French police search for gunmen after shootings in Paris suburb

French police were searching for gunmen after three people were killed in drug-related shootings in the Paris suburb of Sevran over the weekend.

French police search for gunmen after shootings in Paris suburb

Two men were shot dead near a cultural centre in the Seine-Saint-Denis suburb, to the northeast of the French capital on Sunday evening, less than 48 hours after another fatal shooting nearby, according to authorities.

The victims of Sunday’s shooting were aged 35 and 31 and known for violence and drug trafficking, according to police sources.

One was shot in the head, with two suspects fleeing on foot, leaving the magazine of an automatic weapon and 18 spent bullet casings behind them.

The second man was hit six times.

The town of 52,000 people was on edge, mayor Stephane Blanchet told AFP, saying people were living in fear of another shooting.

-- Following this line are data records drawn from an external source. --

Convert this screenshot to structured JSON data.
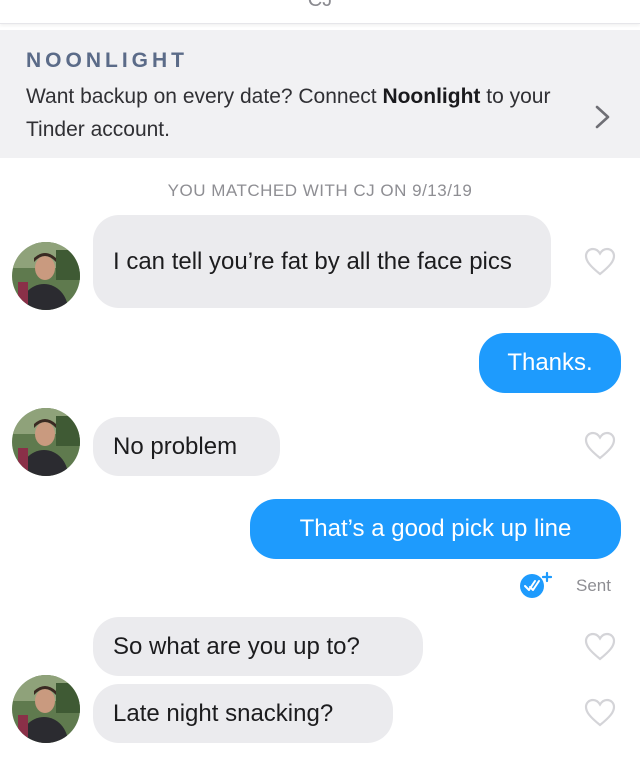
{
  "header": {
    "name": "CJ"
  },
  "banner": {
    "brand": "NOONLIGHT",
    "text_before": "Want backup on every date? Connect ",
    "text_bold": "Noonlight",
    "text_after": " to your Tinder account."
  },
  "match_text": "YOU MATCHED WITH CJ ON 9/13/19",
  "messages": [
    {
      "text": "I can tell you’re fat by all the face pics",
      "direction": "incoming"
    },
    {
      "text": "Thanks.",
      "direction": "outgoing"
    },
    {
      "text": "No problem",
      "direction": "incoming"
    },
    {
      "text": "That’s a good pick up line",
      "direction": "outgoing"
    },
    {
      "text": "So what are you up to?",
      "direction": "incoming"
    },
    {
      "text": "Late night snacking?",
      "direction": "incoming"
    }
  ],
  "status": {
    "sent_label": "Sent",
    "icon": "double-check-icon"
  },
  "colors": {
    "outgoing_bubble": "#1e9bfd",
    "incoming_bubble": "#ebebee",
    "banner_bg": "#f1f1f3",
    "brand": "#5b6b88"
  }
}
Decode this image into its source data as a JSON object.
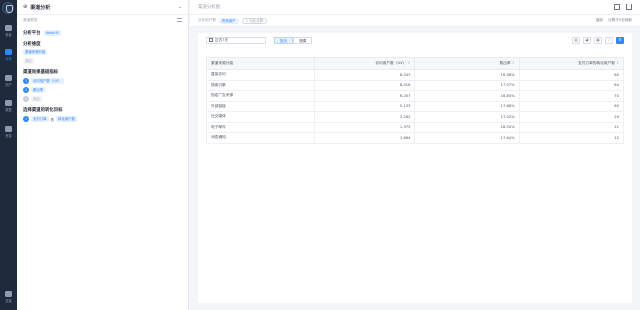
{
  "nav": {
    "items": [
      {
        "label": "看板"
      },
      {
        "label": "分析"
      },
      {
        "label": "用户"
      },
      {
        "label": "数据"
      },
      {
        "label": "资源"
      }
    ],
    "settings_label": "设置"
  },
  "sidebar": {
    "title": "渠道分析",
    "subtitle": "渠道类型",
    "platform_label": "分析平台",
    "platform_value": "Web/H5",
    "dimension_label": "分析维度",
    "dimension_value": "渠道来源分组",
    "dimension_add": "添加",
    "metrics_label": "渠道效果基础指标",
    "metrics": [
      {
        "num": "1",
        "label": "访问用户数（UV）"
      },
      {
        "num": "2",
        "label": "跳出率"
      }
    ],
    "metrics_add": "添加",
    "goal_label": "选择渠道的转化目标",
    "goal_num": "1",
    "goal_chip": "支付订单",
    "goal_of": "的",
    "goal_metric": "转化用户数"
  },
  "main": {
    "title": "渠道分析图",
    "user_group_label": "分析用户群",
    "user_group_value": "所有用户",
    "compare_label": "+ 对比分群",
    "save_label": "保存",
    "calc_label": "计算于2分钟前",
    "date_value": "过去7天",
    "segments": [
      "按天",
      "按周"
    ],
    "view_icons": [
      "bar-chart",
      "pie-chart",
      "grid",
      "line-chart",
      "table"
    ]
  },
  "table": {
    "headers": [
      "渠道来源分组",
      "访问用户数（UV）",
      "跳出率",
      "支付订单的转化用户数"
    ],
    "rows": [
      [
        "直接访问",
        "8,043",
        "16.98%",
        "80"
      ],
      [
        "搜索引擎",
        "8,018",
        "17.07%",
        "84"
      ],
      [
        "指定广告来源",
        "6,207",
        "16.85%",
        "70"
      ],
      [
        "外部链接",
        "5,133",
        "17.88%",
        "60"
      ],
      [
        "社交媒体",
        "3,262",
        "17.02%",
        "29"
      ],
      [
        "电子邮件",
        "1,975",
        "18.54%",
        "21"
      ],
      [
        "消息通知",
        "1,664",
        "17.64%",
        "12"
      ]
    ]
  },
  "colors": {
    "accent": "#2f86f6",
    "nav_bg": "#1f2a3d"
  }
}
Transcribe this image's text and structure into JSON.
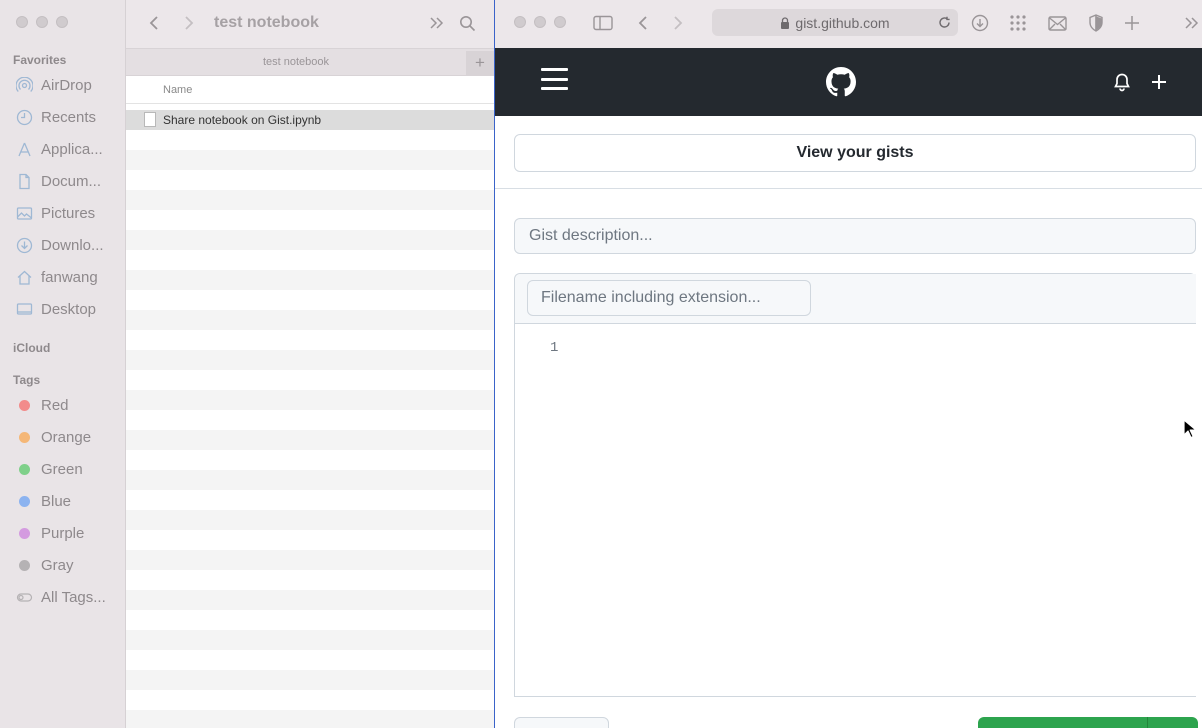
{
  "finder": {
    "sidebar": {
      "favorites_label": "Favorites",
      "favorites": [
        {
          "label": "AirDrop",
          "icon": "airdrop-icon"
        },
        {
          "label": "Recents",
          "icon": "clock-icon"
        },
        {
          "label": "Applica...",
          "icon": "applications-icon"
        },
        {
          "label": "Docum...",
          "icon": "document-icon"
        },
        {
          "label": "Pictures",
          "icon": "photo-icon"
        },
        {
          "label": "Downlo...",
          "icon": "download-icon"
        },
        {
          "label": "fanwang",
          "icon": "home-icon"
        },
        {
          "label": "Desktop",
          "icon": "desktop-icon"
        }
      ],
      "icloud_label": "iCloud",
      "tags_label": "Tags",
      "tags": [
        {
          "label": "Red",
          "color": "#f28b8b"
        },
        {
          "label": "Orange",
          "color": "#f5b777"
        },
        {
          "label": "Green",
          "color": "#7fd08a"
        },
        {
          "label": "Blue",
          "color": "#8cb3f0"
        },
        {
          "label": "Purple",
          "color": "#d49be0"
        },
        {
          "label": "Gray",
          "color": "#b5b2b4"
        },
        {
          "label": "All Tags...",
          "color": ""
        }
      ]
    },
    "title": "test notebook",
    "tab_label": "test notebook",
    "column_name": "Name",
    "files": [
      "Share notebook on Gist.ipynb"
    ]
  },
  "safari": {
    "address": "gist.github.com"
  },
  "gist": {
    "view_gists_label": "View your gists",
    "description_placeholder": "Gist description...",
    "filename_placeholder": "Filename including extension...",
    "line_number": "1"
  }
}
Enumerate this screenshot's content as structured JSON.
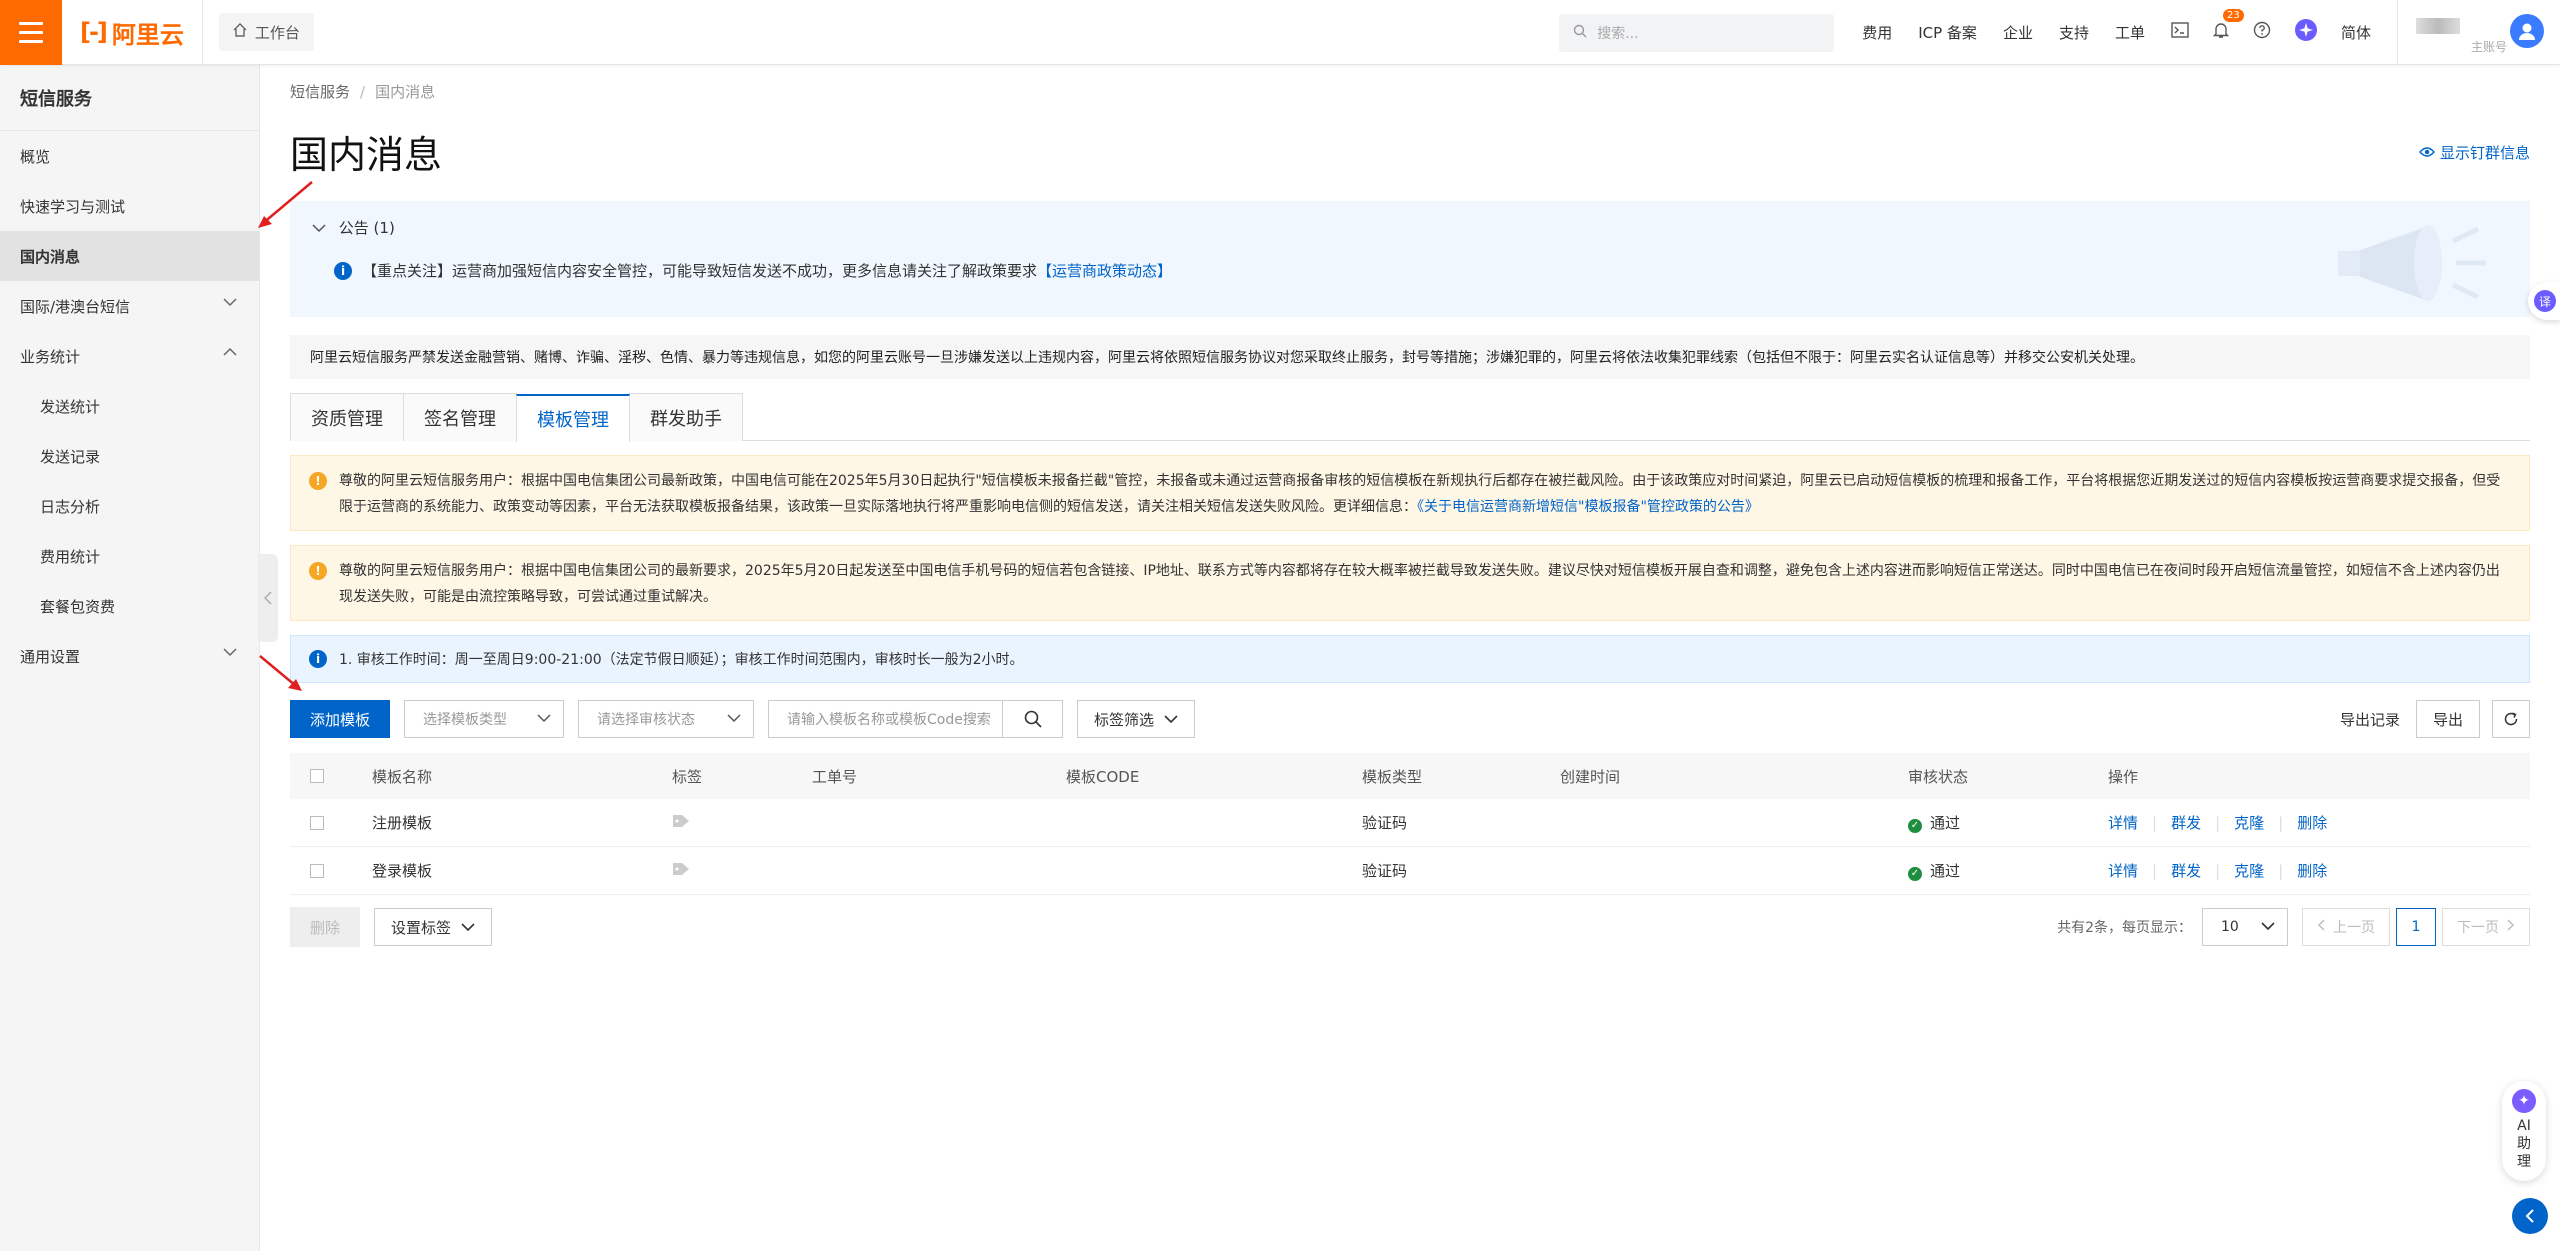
{
  "topbar": {
    "logo_text": "阿里云",
    "workbench": "工作台",
    "search_placeholder": "搜索...",
    "links": [
      "费用",
      "ICP 备案",
      "企业",
      "支持",
      "工单"
    ],
    "notification_count": "23",
    "language": "简体",
    "account_label": "主账号"
  },
  "sidebar": {
    "title": "短信服务",
    "items": [
      {
        "label": "概览"
      },
      {
        "label": "快速学习与测试"
      },
      {
        "label": "国内消息"
      },
      {
        "label": "国际/港澳台短信"
      },
      {
        "label": "业务统计"
      },
      {
        "label": "发送统计"
      },
      {
        "label": "发送记录"
      },
      {
        "label": "日志分析"
      },
      {
        "label": "费用统计"
      },
      {
        "label": "套餐包资费"
      },
      {
        "label": "通用设置"
      }
    ]
  },
  "breadcrumb": {
    "root": "短信服务",
    "current": "国内消息"
  },
  "page": {
    "title": "国内消息",
    "pin_link": "显示钉群信息"
  },
  "notice": {
    "header": "公告 (1)",
    "text": "【重点关注】运营商加强短信内容安全管控，可能导致短信发送不成功，更多信息请关注了解政策要求",
    "link": "【运营商政策动态】"
  },
  "warning_bar": "阿里云短信服务严禁发送金融营销、赌博、诈骗、淫秽、色情、暴力等违规信息，如您的阿里云账号一旦涉嫌发送以上违规内容，阿里云将依照短信服务协议对您采取终止服务，封号等措施；涉嫌犯罪的，阿里云将依法收集犯罪线索（包括但不限于：阿里云实名认证信息等）并移交公安机关处理。",
  "tabs": [
    {
      "label": "资质管理"
    },
    {
      "label": "签名管理"
    },
    {
      "label": "模板管理"
    },
    {
      "label": "群发助手"
    }
  ],
  "alert1": {
    "text": "尊敬的阿里云短信服务用户：根据中国电信集团公司最新政策，中国电信可能在2025年5月30日起执行\"短信模板未报备拦截\"管控，未报备或未通过运营商报备审核的短信模板在新规执行后都存在被拦截风险。由于该政策应对时间紧迫，阿里云已启动短信模板的梳理和报备工作，平台将根据您近期发送过的短信内容模板按运营商要求提交报备，但受限于运营商的系统能力、政策变动等因素，平台无法获取模板报备结果，该政策一旦实际落地执行将严重影响电信侧的短信发送，请关注相关短信发送失败风险。更详细信息：",
    "link": "《关于电信运营商新增短信\"模板报备\"管控政策的公告》"
  },
  "alert2": {
    "text": "尊敬的阿里云短信服务用户：根据中国电信集团公司的最新要求，2025年5月20日起发送至中国电信手机号码的短信若包含链接、IP地址、联系方式等内容都将存在较大概率被拦截导致发送失败。建议尽快对短信模板开展自查和调整，避免包含上述内容进而影响短信正常送达。同时中国电信已在夜间时段开启短信流量管控，如短信不含上述内容仍出现发送失败，可能是由流控策略导致，可尝试通过重试解决。"
  },
  "info_box": "1. 审核工作时间：周一至周日9:00-21:00（法定节假日顺延）；审核工作时间范围内，审核时长一般为2小时。",
  "toolbar": {
    "add_button": "添加模板",
    "type_placeholder": "选择模板类型",
    "status_placeholder": "请选择审核状态",
    "search_placeholder": "请输入模板名称或模板Code搜索",
    "tag_filter": "标签筛选",
    "export_record": "导出记录",
    "export": "导出"
  },
  "table": {
    "headers": [
      "模板名称",
      "标签",
      "工单号",
      "模板CODE",
      "模板类型",
      "创建时间",
      "审核状态",
      "操作"
    ],
    "rows": [
      {
        "name": "注册模板",
        "type": "验证码",
        "status": "通过"
      },
      {
        "name": "登录模板",
        "type": "验证码",
        "status": "通过"
      }
    ],
    "ops": [
      "详情",
      "群发",
      "克隆",
      "删除"
    ]
  },
  "footer": {
    "delete": "删除",
    "set_tag": "设置标签",
    "total_text": "共有2条，每页显示：",
    "page_size": "10",
    "prev": "上一页",
    "page": "1",
    "next": "下一页"
  },
  "floating": {
    "translate": "译",
    "ai_helper": "AI助理"
  },
  "colors": {
    "brand": "#ff6a00",
    "primary": "#0064c8",
    "success": "#1e8e3e",
    "warning": "#f5a623"
  }
}
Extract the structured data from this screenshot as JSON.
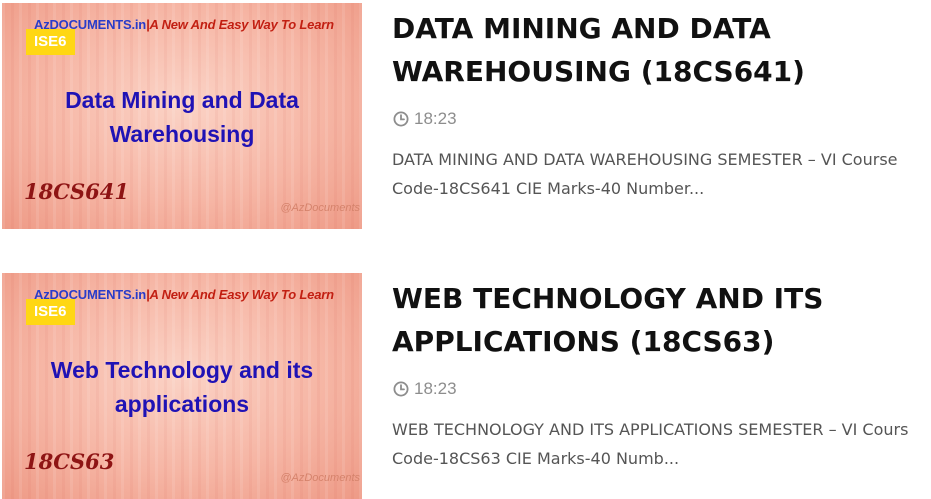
{
  "posts": [
    {
      "thumb": {
        "site": "AzDOCUMENTS.in",
        "tagline": "A New And Easy Way To Learn",
        "badge": "ISE6",
        "title_line1": "Data Mining and Data",
        "title_line2": "Warehousing",
        "code": "18CS641",
        "handle": "@AzDocuments"
      },
      "title_line1": "DATA MINING AND DATA",
      "title_line2": "WAREHOUSING (18CS641)",
      "time": "18:23",
      "excerpt_line1": "DATA MINING AND DATA WAREHOUSING SEMESTER – VI Course",
      "excerpt_line2": "Code-18CS641 CIE Marks-40 Number..."
    },
    {
      "thumb": {
        "site": "AzDOCUMENTS.in",
        "tagline": "A New And Easy Way To Learn",
        "badge": "ISE6",
        "title_line1": "Web Technology and its",
        "title_line2": "applications",
        "code": "18CS63",
        "handle": "@AzDocuments"
      },
      "title_line1": "WEB TECHNOLOGY AND ITS",
      "title_line2": "APPLICATIONS (18CS63)",
      "time": "18:23",
      "excerpt_line1": "WEB TECHNOLOGY AND ITS APPLICATIONS SEMESTER – VI Cours",
      "excerpt_line2": "Code-18CS63 CIE Marks-40 Numb..."
    }
  ],
  "colors": {
    "badge": "#ffd713",
    "thumb_title": "#1f12b5",
    "thumb_code": "#8e1414",
    "meta": "#8d8d8d"
  }
}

“There is a huge feeling of fear, that it could start again and [that someone could be hit by] a stray bullet,” Blanchet said.

“If it had been a beautiful sunny day, there would have been more people outside,” when the latest shooting happened, he said.

In the first shooting, a 28-year-old man was killed on a nearby housing estate early on Saturday, with three others wounded.

In March, French President Emmanuel Macron announced an ‘XXL’ cleanup of drug trafficking in the southern port city of Marseille and other towns across France, including Sevran, where the drugs trade has been blamed for a spate of death and violence.

One drug dealing hotspot in Sevran was ‘eradicated’ in that operation, police said.

“We are aware that when we do that, we destabilise traffic, we create greed and sometimes there are clashes,” Paris police chief Laurent Nunez said on Sunday.

“But we will still continue,” he added.

Local La France insoumise MP Clementine Autain accused the government of abandoning some areas, and said the suburb, “did not have the police presence of other areas”.

Drug-related violence has often flared in Sevran – considered a hub of drug trafficking in France – with the then-mayor calling for UN peacekeepers to be deployed there in 2011.